The Basics




Yesterday, I wrote a post concerning using the basics of using the women's room. Of course, as you transition genders from male to female or female to male, there are giant gender stereotypes you have to conquer. 

Examples are many, such as cis women have this sacred place to go (literally) when they use the restroom. Another would be women don't follow sports or drink beer as much as their male counterparts. Along the way I was able to put those stereotypes behind me as my cis when friends were every ounce the fan I was and could drink me under the table. 

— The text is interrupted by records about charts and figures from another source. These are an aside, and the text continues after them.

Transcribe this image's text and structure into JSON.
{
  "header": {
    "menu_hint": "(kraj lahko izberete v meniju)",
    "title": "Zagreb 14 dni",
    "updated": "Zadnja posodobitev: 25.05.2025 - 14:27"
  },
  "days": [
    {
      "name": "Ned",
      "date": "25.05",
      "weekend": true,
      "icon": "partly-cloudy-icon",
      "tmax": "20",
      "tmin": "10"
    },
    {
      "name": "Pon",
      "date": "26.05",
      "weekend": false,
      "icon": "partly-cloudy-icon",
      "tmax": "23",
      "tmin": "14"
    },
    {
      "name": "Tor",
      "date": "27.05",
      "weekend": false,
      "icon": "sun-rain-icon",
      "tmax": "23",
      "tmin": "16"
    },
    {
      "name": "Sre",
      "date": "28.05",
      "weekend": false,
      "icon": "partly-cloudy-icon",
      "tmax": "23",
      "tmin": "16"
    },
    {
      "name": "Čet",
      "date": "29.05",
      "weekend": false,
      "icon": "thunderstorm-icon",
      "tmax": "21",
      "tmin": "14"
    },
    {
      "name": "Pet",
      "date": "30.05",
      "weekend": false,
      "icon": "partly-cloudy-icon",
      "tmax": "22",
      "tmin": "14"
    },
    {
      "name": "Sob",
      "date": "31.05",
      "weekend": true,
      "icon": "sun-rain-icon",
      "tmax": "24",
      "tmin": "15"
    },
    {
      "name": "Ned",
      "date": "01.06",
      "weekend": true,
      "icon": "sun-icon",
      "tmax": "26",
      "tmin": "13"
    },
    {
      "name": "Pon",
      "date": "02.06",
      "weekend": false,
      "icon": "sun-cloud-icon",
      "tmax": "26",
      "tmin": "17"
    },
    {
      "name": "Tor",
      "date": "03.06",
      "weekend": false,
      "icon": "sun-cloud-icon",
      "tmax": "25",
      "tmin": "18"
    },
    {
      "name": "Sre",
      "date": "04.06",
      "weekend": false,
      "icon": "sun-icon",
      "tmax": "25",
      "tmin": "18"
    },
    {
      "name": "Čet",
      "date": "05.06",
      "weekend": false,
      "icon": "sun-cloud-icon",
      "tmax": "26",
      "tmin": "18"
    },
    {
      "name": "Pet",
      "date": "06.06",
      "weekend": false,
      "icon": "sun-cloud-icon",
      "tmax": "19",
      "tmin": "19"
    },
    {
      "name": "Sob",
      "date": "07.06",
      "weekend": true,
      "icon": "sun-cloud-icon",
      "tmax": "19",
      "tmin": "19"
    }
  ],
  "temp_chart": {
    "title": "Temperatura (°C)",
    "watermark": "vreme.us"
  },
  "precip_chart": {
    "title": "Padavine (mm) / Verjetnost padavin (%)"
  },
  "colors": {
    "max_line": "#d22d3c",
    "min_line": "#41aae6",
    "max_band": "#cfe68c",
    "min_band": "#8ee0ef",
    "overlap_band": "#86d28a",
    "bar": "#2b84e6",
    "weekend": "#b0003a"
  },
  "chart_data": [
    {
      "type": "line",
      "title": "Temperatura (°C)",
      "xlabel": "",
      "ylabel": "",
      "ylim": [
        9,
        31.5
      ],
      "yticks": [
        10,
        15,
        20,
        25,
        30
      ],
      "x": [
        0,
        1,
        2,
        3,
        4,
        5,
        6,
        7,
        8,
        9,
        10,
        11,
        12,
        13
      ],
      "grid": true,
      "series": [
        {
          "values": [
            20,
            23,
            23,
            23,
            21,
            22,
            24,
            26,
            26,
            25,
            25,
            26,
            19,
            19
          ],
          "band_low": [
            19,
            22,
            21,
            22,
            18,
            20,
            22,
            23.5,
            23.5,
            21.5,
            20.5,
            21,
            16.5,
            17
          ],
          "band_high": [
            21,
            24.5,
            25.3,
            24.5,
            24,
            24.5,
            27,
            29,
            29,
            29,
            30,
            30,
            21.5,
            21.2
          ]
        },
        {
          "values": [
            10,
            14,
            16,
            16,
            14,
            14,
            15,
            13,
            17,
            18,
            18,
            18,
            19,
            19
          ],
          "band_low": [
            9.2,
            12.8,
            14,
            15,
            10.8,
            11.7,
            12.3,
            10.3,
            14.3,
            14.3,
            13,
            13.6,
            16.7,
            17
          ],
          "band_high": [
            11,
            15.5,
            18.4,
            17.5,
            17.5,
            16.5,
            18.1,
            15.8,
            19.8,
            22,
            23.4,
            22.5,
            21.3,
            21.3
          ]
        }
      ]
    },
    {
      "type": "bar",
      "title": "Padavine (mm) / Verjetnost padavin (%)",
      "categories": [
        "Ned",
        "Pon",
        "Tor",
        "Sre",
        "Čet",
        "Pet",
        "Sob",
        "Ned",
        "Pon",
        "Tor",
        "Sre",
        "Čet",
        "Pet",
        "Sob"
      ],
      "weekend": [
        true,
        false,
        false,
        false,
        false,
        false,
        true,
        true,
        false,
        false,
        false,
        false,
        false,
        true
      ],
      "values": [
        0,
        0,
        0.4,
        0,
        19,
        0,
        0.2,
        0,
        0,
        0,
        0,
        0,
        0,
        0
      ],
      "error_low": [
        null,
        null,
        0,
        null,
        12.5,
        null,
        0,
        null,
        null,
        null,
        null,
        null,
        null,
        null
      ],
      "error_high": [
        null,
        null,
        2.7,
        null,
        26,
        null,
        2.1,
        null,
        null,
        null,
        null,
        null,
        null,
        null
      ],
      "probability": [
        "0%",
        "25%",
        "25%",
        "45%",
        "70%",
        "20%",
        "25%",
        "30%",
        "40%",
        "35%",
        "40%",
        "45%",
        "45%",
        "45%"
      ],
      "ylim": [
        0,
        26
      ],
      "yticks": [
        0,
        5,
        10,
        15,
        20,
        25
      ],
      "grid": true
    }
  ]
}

If you look around at other women, they are as diverse as the rainbow some of them reject. The only major impact in society I see from women as a whole is they have moved away from dressing up as much as they used to. A disappointment to many cross dressers and or novice transgender women as they journey from their closets only to find in order to blend into the feminine population as a whole they had to change the idea of what they were wearing. Unless they were prepared to face added scrutiny. 

Other novice transgender women of a later age had to face the fact they were not a teenaged girl when they transitioned and no matter what couldn't dress like one. I fell into that trap and turned many A-Ha moments into Connie's Ha-Ha moments when I was laughed out of places I should have been accepted in. When the laughing stopped, I went back to my transgender drawing board, hitched up my big girl panties and went back in. Deep down I knew to be successful in my goal of presenting as a woman was going to take more work than I thought. 

I wonder now what I was thinking as I began to build a brand new person as my authentic feminine self. After all, she had waited years to get out of the dark and live. I don't think I grasped in the moment what I was asking. Perhaps I was too immersed in shedding the remnants of my old male life. Whatever the case, I don't believe I was totally ready for what happened to me.  One example is how suddenly I was able to find women who accepted me. I looked for and received more attention as a transgender woman than I ever did as a man. Maybe because the women sensed I had given up on the perceived masculine toxicity I had to live with.

The biggest challenge was building a good person others could relate to and I could interact with, learn from and develop as the woman I always knew I had been. At that point, the basics revolved around how I communicated with the new world I was facing. I couldn't believe the gender euphoria I felt when I began to communicate one on one with other women. 

As it turned out, the period of gender adjustment was not so different to the adjustments I had to make when I went through Army infantry basic training so many years before. Both transitions were intense and required an incredible amount of work to accomplish. Of course the gender basic was much more pleasurable than the Army one and I gained an incredible amount of respect for my new self.